O obstáculo: nenhuma das defesas pode ser afirmada sem primeiro estabelecer o estatuto de sujeito marroquino, o que exige que o quadro jurídico do tratado marroquino seja reconhecido. Esta petição não é, portanto, apenas um argumento histórico de descolonização. É o instrumento que permite uma defesa constitucional viva ao abrigo de uma lei que está actualmente a ser aplicada contra a classe do tratado.

Onde isso leva

Conhecer o sistema é o primeiro passo para sair dele. O sistema ficou invisível por 400 anos. Não é mais.

Compreender que o colonialismo era uma arquitectura de quatro sistemas, e não uma série de acontecimentos históricos não relacionados, muda o que se pode reivindicar e onde o pode reivindicar. Você não é um cidadão dos EUA que tem a raça errada de acordo com a lei dos direitos civis dos EUA. Você é um súdito marroquino cuja identidade nacional foi reclassificada através de uma arquitectura administrativa de 400 anos que nunca foi autorizada, nunca consentida e nunca concluída com o procedimento de saída exigido pelo tratado.

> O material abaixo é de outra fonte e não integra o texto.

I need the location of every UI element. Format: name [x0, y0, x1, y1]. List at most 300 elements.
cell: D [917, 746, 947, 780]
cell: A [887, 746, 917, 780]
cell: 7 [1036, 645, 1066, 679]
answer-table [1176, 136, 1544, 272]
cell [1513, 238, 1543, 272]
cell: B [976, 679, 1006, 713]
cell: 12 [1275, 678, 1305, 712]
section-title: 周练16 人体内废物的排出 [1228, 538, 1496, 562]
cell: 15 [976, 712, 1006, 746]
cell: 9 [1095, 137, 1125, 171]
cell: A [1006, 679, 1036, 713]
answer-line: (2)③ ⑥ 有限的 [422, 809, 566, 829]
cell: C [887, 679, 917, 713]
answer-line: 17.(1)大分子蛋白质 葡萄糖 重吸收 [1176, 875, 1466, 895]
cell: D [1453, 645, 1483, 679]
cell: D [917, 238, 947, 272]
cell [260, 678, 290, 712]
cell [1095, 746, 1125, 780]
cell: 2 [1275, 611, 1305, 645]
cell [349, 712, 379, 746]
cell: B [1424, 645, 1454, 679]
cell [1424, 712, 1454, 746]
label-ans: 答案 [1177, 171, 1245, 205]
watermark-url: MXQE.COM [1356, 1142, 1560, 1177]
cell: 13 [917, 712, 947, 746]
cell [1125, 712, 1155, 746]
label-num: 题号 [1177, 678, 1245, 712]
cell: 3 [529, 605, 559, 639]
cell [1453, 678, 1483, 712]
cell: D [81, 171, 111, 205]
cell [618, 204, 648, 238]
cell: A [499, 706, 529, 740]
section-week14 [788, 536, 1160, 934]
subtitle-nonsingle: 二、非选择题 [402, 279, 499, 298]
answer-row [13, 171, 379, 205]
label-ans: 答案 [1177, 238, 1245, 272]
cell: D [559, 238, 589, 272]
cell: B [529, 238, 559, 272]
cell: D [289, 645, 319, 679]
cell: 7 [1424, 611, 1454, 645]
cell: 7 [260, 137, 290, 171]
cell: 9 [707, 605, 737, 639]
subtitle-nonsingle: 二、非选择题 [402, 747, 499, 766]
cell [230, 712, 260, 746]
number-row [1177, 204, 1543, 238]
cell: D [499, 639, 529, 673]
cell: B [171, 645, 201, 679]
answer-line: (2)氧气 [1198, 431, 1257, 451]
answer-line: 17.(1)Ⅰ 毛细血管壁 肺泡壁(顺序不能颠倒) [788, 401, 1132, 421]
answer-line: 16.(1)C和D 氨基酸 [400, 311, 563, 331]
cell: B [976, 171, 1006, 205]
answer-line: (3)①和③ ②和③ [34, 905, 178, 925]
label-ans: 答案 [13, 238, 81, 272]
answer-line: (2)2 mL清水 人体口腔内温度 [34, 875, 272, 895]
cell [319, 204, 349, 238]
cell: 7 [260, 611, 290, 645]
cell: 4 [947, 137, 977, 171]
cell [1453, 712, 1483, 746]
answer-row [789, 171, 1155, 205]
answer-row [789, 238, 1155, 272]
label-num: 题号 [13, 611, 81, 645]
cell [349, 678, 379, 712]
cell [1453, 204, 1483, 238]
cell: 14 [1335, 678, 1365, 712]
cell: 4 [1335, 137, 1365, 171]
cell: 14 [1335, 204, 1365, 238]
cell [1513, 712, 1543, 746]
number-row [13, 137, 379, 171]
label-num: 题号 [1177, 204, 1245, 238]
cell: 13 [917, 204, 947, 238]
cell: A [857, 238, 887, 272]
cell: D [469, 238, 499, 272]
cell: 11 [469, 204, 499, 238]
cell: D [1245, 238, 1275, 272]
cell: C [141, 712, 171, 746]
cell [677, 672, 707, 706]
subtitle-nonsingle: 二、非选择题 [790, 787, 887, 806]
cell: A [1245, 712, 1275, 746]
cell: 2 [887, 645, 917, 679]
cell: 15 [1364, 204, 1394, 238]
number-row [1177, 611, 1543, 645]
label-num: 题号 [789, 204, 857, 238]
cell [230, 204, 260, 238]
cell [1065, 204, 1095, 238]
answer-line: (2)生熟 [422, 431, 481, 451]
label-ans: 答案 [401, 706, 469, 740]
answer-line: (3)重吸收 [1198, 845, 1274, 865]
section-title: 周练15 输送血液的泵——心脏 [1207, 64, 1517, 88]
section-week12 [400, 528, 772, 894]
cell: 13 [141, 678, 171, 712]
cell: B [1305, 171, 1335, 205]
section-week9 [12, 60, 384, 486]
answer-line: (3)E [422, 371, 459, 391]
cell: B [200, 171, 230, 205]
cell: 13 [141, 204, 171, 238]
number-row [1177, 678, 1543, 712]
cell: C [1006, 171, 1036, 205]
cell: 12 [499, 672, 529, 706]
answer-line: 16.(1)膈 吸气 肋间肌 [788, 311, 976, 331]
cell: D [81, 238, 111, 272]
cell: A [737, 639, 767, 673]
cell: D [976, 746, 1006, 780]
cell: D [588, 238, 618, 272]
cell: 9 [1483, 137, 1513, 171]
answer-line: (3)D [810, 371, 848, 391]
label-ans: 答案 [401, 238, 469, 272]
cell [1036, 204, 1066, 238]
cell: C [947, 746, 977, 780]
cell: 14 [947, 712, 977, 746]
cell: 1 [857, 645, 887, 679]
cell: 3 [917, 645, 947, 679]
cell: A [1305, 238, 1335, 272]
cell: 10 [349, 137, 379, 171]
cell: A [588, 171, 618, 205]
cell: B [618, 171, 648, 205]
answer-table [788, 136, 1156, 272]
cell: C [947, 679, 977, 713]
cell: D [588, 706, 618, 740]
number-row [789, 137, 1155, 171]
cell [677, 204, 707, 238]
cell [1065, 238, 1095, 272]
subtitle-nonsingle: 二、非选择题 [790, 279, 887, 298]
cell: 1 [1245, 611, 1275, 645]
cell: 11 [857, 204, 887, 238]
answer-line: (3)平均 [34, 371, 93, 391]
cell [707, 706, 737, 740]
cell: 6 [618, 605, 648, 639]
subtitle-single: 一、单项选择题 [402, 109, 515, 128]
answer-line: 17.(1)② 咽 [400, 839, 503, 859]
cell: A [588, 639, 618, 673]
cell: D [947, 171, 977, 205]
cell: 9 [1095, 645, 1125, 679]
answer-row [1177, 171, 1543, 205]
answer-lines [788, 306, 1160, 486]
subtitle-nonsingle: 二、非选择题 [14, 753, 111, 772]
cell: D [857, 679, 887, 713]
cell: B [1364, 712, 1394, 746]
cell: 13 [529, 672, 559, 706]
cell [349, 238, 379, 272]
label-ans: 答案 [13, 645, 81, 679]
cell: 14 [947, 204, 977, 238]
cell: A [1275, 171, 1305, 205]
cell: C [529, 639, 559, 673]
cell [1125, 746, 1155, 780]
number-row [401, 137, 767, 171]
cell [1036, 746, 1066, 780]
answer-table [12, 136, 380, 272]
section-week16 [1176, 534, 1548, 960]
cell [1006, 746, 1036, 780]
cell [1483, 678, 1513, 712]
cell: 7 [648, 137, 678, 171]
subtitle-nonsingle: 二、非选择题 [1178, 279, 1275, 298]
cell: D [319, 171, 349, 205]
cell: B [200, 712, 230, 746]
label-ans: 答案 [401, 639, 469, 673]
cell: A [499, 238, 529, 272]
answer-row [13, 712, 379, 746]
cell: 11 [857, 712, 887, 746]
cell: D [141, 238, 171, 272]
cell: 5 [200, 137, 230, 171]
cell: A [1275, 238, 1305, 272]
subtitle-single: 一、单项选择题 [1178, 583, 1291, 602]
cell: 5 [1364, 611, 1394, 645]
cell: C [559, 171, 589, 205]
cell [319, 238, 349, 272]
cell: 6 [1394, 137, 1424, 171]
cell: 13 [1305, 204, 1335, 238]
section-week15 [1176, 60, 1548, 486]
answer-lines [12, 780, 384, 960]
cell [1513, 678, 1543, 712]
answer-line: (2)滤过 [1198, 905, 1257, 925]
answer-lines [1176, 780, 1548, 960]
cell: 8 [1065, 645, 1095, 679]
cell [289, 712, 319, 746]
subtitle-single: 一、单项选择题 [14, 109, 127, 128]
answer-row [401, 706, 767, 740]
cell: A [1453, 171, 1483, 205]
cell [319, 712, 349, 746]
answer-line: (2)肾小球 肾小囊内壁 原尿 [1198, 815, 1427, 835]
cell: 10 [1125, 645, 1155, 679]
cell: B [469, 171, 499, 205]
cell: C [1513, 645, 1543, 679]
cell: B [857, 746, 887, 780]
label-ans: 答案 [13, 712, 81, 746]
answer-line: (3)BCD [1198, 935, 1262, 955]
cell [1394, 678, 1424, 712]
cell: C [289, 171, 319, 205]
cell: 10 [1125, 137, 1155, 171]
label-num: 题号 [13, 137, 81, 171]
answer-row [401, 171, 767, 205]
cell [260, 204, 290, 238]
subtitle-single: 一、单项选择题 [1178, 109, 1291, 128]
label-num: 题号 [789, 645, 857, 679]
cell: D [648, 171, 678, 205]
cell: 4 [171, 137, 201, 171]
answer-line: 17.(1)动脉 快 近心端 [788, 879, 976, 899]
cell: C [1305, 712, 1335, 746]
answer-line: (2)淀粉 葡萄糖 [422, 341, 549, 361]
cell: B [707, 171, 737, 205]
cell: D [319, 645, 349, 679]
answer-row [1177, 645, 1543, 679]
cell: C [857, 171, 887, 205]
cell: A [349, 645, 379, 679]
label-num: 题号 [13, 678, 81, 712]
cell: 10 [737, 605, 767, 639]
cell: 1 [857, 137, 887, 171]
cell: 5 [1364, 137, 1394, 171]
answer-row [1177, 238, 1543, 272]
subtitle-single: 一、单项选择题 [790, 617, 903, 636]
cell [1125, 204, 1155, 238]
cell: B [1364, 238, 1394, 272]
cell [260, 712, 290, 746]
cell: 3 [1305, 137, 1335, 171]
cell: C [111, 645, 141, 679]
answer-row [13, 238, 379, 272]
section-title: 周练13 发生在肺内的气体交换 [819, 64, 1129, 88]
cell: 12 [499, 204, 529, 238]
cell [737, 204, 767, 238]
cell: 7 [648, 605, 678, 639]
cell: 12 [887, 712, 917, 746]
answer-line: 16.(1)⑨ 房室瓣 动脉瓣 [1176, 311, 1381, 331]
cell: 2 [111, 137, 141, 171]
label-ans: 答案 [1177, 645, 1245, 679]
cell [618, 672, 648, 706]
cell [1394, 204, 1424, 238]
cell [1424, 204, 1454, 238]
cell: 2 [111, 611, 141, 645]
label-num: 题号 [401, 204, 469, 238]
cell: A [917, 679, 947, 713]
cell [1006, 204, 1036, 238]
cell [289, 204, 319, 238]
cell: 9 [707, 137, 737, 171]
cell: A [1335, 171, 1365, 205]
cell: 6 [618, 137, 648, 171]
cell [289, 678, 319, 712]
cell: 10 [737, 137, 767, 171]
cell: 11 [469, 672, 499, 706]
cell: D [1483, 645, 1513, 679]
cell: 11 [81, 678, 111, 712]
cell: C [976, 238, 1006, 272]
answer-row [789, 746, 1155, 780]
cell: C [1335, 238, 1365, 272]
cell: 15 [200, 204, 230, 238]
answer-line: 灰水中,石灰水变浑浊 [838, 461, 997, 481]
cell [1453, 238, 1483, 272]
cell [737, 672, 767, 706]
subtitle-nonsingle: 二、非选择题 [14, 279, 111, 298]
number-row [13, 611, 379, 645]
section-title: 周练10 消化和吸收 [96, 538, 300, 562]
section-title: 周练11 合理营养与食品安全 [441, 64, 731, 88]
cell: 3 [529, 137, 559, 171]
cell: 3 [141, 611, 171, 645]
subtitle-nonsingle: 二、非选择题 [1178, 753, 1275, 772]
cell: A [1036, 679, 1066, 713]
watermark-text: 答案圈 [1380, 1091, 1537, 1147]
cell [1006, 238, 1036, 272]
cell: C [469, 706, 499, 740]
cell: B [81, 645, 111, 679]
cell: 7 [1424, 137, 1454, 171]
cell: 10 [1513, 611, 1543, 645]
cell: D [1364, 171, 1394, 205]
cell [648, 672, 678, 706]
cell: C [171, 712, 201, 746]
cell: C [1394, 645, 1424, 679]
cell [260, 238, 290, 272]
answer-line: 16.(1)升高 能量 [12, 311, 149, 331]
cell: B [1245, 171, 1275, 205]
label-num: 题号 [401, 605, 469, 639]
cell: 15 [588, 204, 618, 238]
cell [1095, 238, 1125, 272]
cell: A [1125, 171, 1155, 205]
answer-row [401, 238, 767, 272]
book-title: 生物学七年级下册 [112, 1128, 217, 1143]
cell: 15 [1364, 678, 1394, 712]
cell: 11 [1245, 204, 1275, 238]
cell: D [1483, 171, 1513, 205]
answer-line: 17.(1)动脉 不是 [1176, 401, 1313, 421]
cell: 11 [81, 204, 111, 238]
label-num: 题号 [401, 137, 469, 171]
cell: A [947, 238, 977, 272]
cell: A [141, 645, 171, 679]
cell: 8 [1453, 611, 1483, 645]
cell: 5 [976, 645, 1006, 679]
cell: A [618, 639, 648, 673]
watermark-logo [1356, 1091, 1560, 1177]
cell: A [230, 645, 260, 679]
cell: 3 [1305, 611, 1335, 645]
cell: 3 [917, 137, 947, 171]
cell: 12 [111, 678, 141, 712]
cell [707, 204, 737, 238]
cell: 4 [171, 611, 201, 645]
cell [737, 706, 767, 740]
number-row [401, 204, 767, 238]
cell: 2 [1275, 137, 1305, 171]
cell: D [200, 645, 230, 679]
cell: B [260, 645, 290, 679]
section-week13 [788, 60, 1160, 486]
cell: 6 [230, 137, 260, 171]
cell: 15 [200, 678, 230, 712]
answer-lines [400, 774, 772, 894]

Os quatro sistemas produziram um resultado que é juridicamente específico para estes processos: nenhum membro da classe do tratado foi equipado pelo sistema educativo americano para saber que é um membro da classe do tratado. O Tratado de 1836 nunca apareceu no currículo de uma escola pública americana. O texto árabe do Artigo 21 nunca foi ensinado. Os dezasseis (16) fundamentos independentes pelos quais a declaração “obsoleta” de 1959 é nula nunca foram reunidos em nenhum currículo. O sistema funcionou exatamente como projetado até agora.